A jurisprudência pátria consagra sua existência: “Não é razoável admitir que um vício inocente possa desviar o processo da finalidade para o qual foi concebido: a boa e segura distribuição da prestação jurisdicional” (STJ – 1ª Turma – REsp nº 12172 – Rel. Min. Gomes de Barros, DJU 24.8.1992, p. 12978).

Ademais, com instrumentalidade, o processo judicial é um meio para a aplicação do direito material ao caso concreto, tendo como escopo a atividade jurisdicional que proporcionará a solução e a tutela jurisdicional aos direitos subjetivos substanciais, atingindo, assim, a sua finalidade: a pacificação social.

Tal preceito, com o máximo respeito, também deve ser entendido como aplicável à arbitragem, pois, ainda que não se submeta à apreciação do Estado-juiz, tem como finalidade a solução do litígio e, destarte, a pacificação social.

Por conseguinte, tanto o processo judicial quanto o procedimento arbitral não são um fim em si, mas meios, instrumentos que se mostrarão efetivos quando harmonizarem a atuação do direito material ao caso concreto, tendo, por fim, a realização de uma ordem jurídica justa. No caso concreto, se as provas produzidas atingirem seu objetivo ou sua finalidade, tornando aptas a elucidar e formar a convicção para o julgamento da lide ou da contenda submetida ao juízo arbitral, o processo judicial e procedimento arbitral mostraram-se como instrumentos capazes e efetivos para a declaração do direito material ao caso concreto.

Na verdade, não se mostraria razoável anular atos processuais cujo aproveitamento seja possível, inclusive por ausência de demonstração do prejuízo. Sendo assim, se o processo judicial ou arbitral atingiu a sua finalidade instrumental e efetiva, a formalidade não pode ser obstáculo à atuação do direito material ao caso concreto, valendo dizer que mais vale o conteúdo de um ato do que a sua forma (exegese do artigo 205 do Código de Processo Civil).

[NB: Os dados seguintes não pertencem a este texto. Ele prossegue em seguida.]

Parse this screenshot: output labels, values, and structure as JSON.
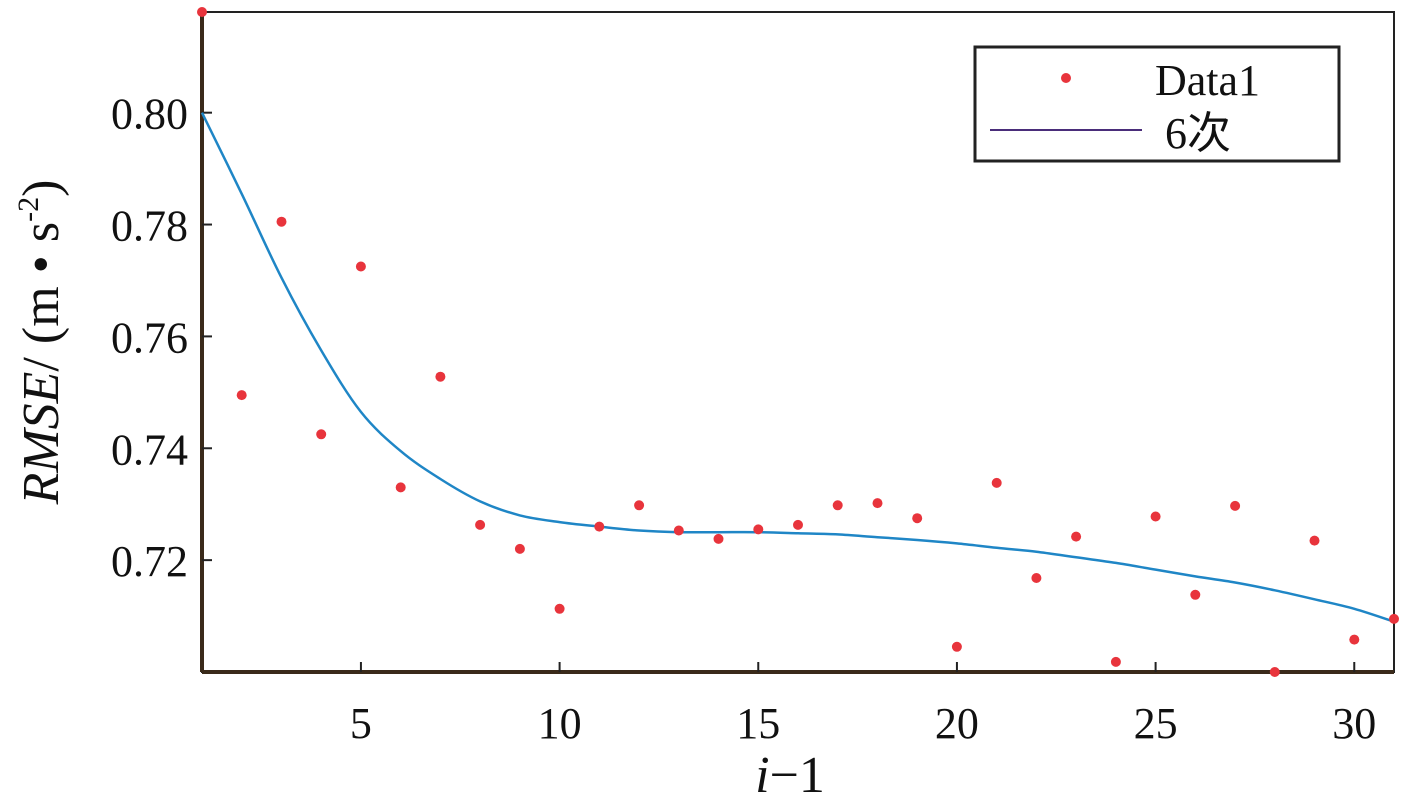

Nesse sentido, Nelson Nery Júnior e Rosa Maria Nery65, em comentários ao mencionado artigo, asseveram que o Código de Processo Civil adotou o princípio da instrumentalidade das formas, segundo o qual o que importa é a finalidade do ato e não ele em si mesmo considerado. Em outras palavras, se o ato puder atingir a sua finalidade, ainda que irregular a forma não deverá ser anulada. (ANEXO 11).

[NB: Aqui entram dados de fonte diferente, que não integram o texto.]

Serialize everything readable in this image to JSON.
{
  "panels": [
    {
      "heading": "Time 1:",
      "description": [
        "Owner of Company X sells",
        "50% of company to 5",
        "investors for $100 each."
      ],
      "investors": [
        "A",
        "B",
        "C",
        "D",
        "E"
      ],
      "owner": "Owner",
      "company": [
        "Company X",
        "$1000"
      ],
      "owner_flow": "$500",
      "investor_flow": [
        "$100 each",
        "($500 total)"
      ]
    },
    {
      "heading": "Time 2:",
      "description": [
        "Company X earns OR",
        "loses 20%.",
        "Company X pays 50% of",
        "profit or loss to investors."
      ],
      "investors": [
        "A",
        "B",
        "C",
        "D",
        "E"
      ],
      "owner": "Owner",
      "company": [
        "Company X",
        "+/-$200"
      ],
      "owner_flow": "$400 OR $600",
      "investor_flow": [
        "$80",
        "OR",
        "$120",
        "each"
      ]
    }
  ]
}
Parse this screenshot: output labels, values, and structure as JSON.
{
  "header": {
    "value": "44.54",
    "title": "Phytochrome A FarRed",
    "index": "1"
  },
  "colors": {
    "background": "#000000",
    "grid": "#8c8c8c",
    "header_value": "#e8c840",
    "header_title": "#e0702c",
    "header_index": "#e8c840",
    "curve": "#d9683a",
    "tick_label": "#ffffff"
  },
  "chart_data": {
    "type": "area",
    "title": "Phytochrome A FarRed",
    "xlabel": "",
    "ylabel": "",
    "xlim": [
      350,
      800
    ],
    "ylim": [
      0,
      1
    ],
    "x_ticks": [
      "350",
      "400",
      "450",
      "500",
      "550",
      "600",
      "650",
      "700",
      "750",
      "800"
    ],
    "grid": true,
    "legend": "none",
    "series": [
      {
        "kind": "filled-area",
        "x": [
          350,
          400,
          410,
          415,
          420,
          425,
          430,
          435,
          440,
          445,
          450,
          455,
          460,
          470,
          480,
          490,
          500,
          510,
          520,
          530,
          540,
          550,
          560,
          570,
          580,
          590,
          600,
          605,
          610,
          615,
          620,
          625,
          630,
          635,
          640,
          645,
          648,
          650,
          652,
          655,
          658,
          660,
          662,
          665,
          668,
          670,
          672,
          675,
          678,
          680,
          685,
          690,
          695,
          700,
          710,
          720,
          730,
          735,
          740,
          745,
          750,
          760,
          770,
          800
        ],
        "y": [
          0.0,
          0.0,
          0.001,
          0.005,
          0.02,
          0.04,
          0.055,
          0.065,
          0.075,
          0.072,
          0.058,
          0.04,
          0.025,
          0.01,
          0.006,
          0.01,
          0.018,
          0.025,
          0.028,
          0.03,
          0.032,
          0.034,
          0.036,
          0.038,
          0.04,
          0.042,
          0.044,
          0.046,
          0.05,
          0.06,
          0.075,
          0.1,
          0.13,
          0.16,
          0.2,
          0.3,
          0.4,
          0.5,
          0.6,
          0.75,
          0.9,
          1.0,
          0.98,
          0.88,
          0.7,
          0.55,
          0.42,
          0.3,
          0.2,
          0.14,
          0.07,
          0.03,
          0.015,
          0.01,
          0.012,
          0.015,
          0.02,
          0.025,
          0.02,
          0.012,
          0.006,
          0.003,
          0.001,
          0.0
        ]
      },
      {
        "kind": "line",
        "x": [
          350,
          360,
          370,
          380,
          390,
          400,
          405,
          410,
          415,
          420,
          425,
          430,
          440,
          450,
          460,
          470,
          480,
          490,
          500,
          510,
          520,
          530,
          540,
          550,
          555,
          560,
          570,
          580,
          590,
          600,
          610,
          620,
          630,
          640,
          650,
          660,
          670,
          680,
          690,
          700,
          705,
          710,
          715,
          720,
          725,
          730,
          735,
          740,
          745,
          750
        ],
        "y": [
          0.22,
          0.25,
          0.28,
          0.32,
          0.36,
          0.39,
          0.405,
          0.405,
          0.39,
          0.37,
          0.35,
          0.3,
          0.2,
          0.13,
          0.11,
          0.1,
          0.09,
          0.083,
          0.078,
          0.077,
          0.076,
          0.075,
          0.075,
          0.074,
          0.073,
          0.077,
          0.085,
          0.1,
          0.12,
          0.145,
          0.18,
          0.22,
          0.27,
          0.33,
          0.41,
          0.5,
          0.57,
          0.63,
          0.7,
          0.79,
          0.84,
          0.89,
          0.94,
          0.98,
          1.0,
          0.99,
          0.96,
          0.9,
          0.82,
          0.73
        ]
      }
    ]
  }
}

Ademais, é possível sustentar que o prejuízo deve ser demonstrado na primeira oportunidade que a parte possui para manifestar-se no processo judicial, como no procedimento arbitral, uma vez que, sendo a irregularidade uma nulidade relativa, não pode ser decretada de ofício pelo Estado-juiz, tampouco pelo árbitro, devendo a parte atingida por tal nulidade alegá-la em sua primeira oportunidade, sob pena de preclusão, conforme dispõe o artigo 245 do Código de Processo Civil. Nesse sentido, Humberto Theodoro Junior observa:

A nulidade relativa deve ser arguida pela parte interessada em sua decretação em primeira oportunidade em que lhe couber falar dos autos, após ato defeituoso, sob pena de preclusão (art. 245), isto é, de perda da faculdade processual de promover a anulação. (ANEXO 12).